(warning: crystal ball engaged to parse from the quoted mail snippets.
Maybe missing context. I'm just reading netfilter-devel)
> On Mon, 2002-07-29 at 13:56, Andi Kleen wrote:
> > here is a patch for 2.4 that just makes it use get_free_pages to test the
> > TLB theory.
I presume this is about the vmalloc()ed hash bucket table? If yes, it's
certainly an interesting experiment to try making it allocated from an
area without TLB issues. We can expect a TLB miss on every packet with
the current setup, allocating the bucket table from large-TLB memory
would be a clear win of one memory roundtrip.
The netfilter hook statistics patch I mentioned in the other mail,
should be able to show the difference. If my guess is right, you
could see a 5-10% improvement on the ip_conntrack hook functions.
> > Another obvious improvement would be to not use list_heads
> > for the hash table buckets - a single pointer would likely suffice and
> > it would cut the hash table in half, saving cache, TLB and memory.
> Martin Josefsson wrote:
> I think the list_heads are used for only one thing currently, for the
> early eviction in case of overload,
Don't forget the nonscanning list_del(), called whenever a conntrack
is unhashed at it's death. However, with a suitable bucket number,
i.e. low chain lengths, the scan on conntrack removal would be OK.

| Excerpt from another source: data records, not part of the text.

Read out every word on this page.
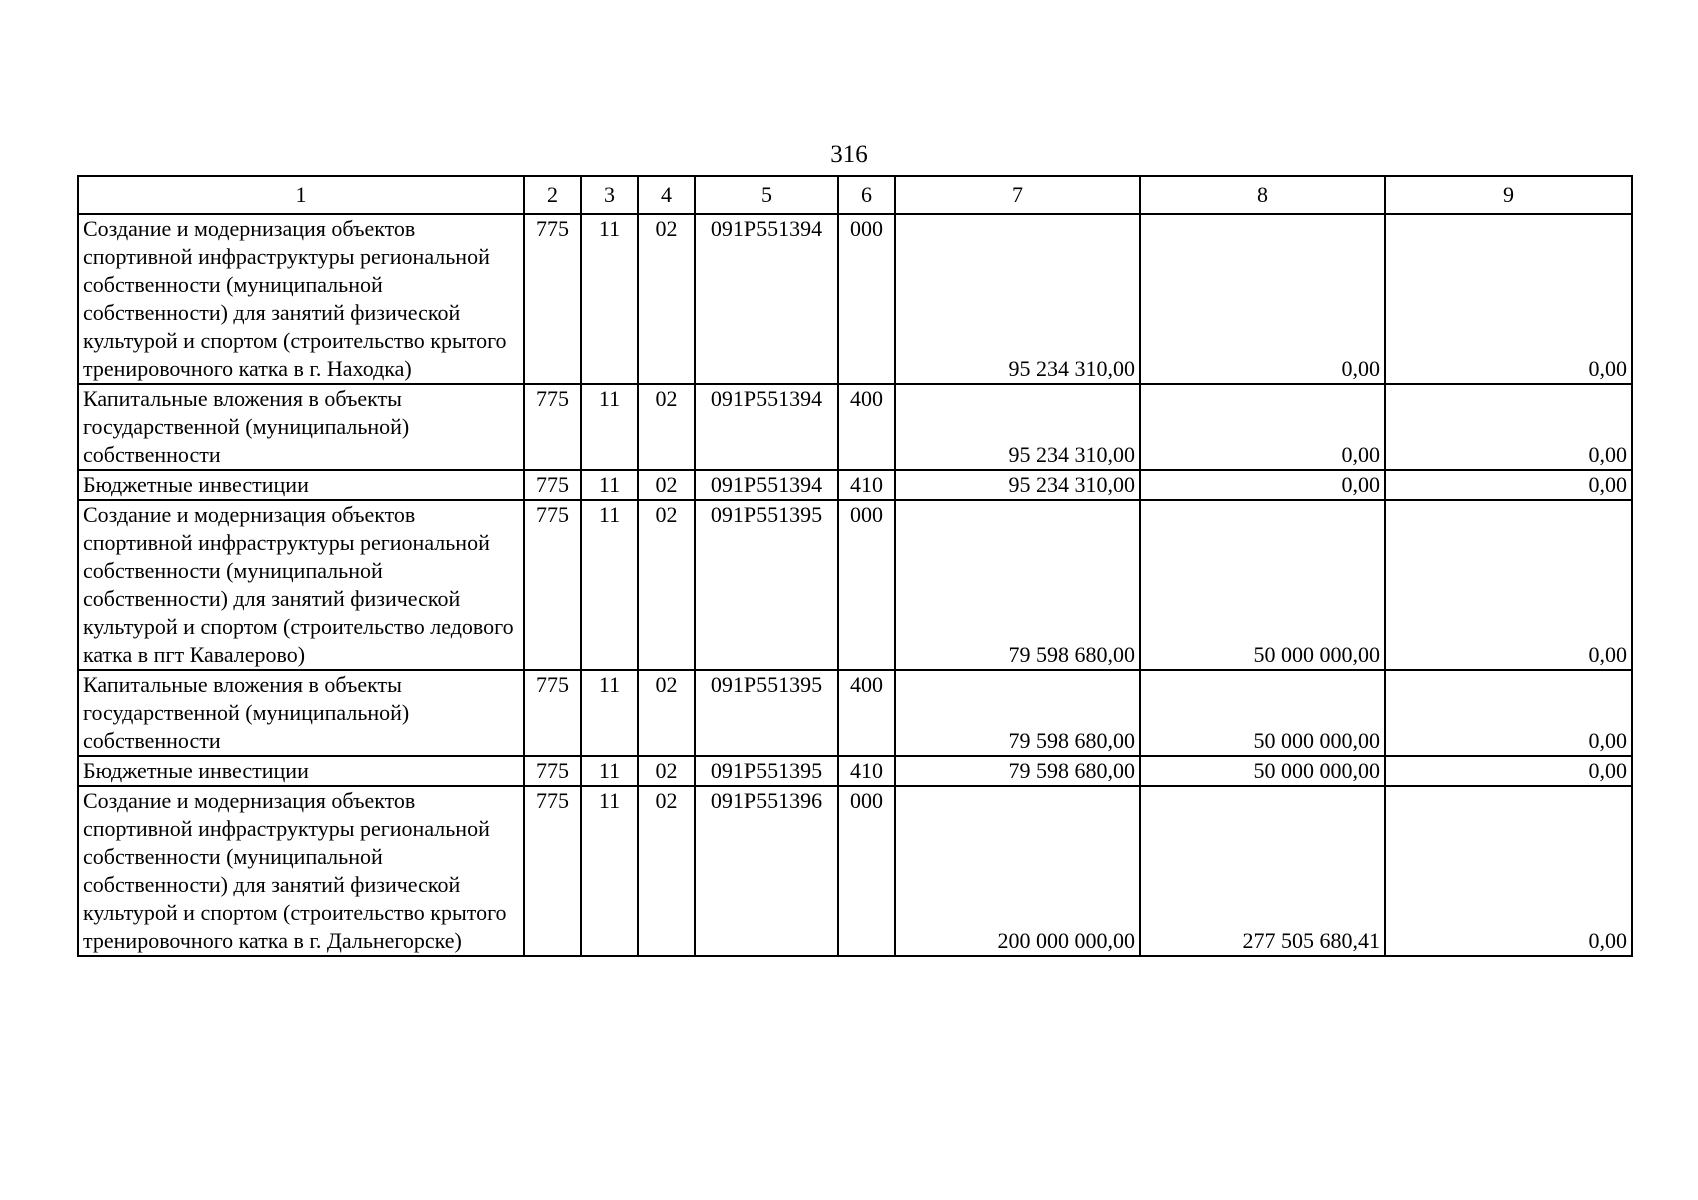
316
1	2	3	4	5	6	7	8	9
Создание и модернизация объектов спортивной инфраструктуры региональной собственности (муниципальной собственности) для занятий физической культурой и спортом (строительство крытого тренировочного катка в г. Находка)	775	11	02	091P551394	000	95 234 310,00	0,00	0,00
Капитальные вложения в объекты государственной (муниципальной) собственности	775	11	02	091P551394	400	95 234 310,00	0,00	0,00
Бюджетные инвестиции	775	11	02	091P551394	410	95 234 310,00	0,00	0,00
Создание и модернизация объектов спортивной инфраструктуры региональной собственности (муниципальной собственности) для занятий физической культурой и спортом (строительство ледового катка в пгт Кавалерово)	775	11	02	091P551395	000	79 598 680,00	50 000 000,00	0,00
Капитальные вложения в объекты государственной (муниципальной) собственности	775	11	02	091P551395	400	79 598 680,00	50 000 000,00	0,00
Бюджетные инвестиции	775	11	02	091P551395	410	79 598 680,00	50 000 000,00	0,00
Создание и модернизация объектов спортивной инфраструктуры региональной собственности (муниципальной собственности) для занятий физической культурой и спортом (строительство крытого тренировочного катка в г. Дальнегорске)	775	11	02	091P551396	000	200 000 000,00	277 505 680,41	0,00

The early_drop() scanning, if it wants to work backward, may as well
work forward, keeping a "last unreplied found" pointer, and returning
that when falling off the single list end.
Thus, I also think that the list could be simple.
>From the top of my head, here are other fields that we could get rid off:
- the ctrack backpointer in each tuple.
- the protocol field in each tuple.
- the 20 byte infos array in ip_conntrack.
- we could out-of-line ip_nat_info.
With the current layout, when lists must be walked on a 32-byte-cacheline
box, we are sure to always read two cache lines for the skipped-over
> I know I've had plans on rewriting the locking in conntrack which is
> quite frankly horrible, one giant rwlock used for almost everything
> (including the hashtable).
I'd like to see lockmeter statistics before this change. When you split
the one lock into a sectored lock: each conntrack is hashed twice, so
you need to be careful with lock order when adding or removing.
(well, there is another possibility, but I won't go into that now)
> One idea that has come to mind is using RCU
I don't see RCU solving hash link list update problems. Care to explain
how that would work?
> And this eviction which occurs at overload needs to be redone, we can't
> go around dropping one unreplied connection at a time, we need
> gang-eviction of unreplied connections.
I propose to put them all on a seperate LRU list, and reap the oldest.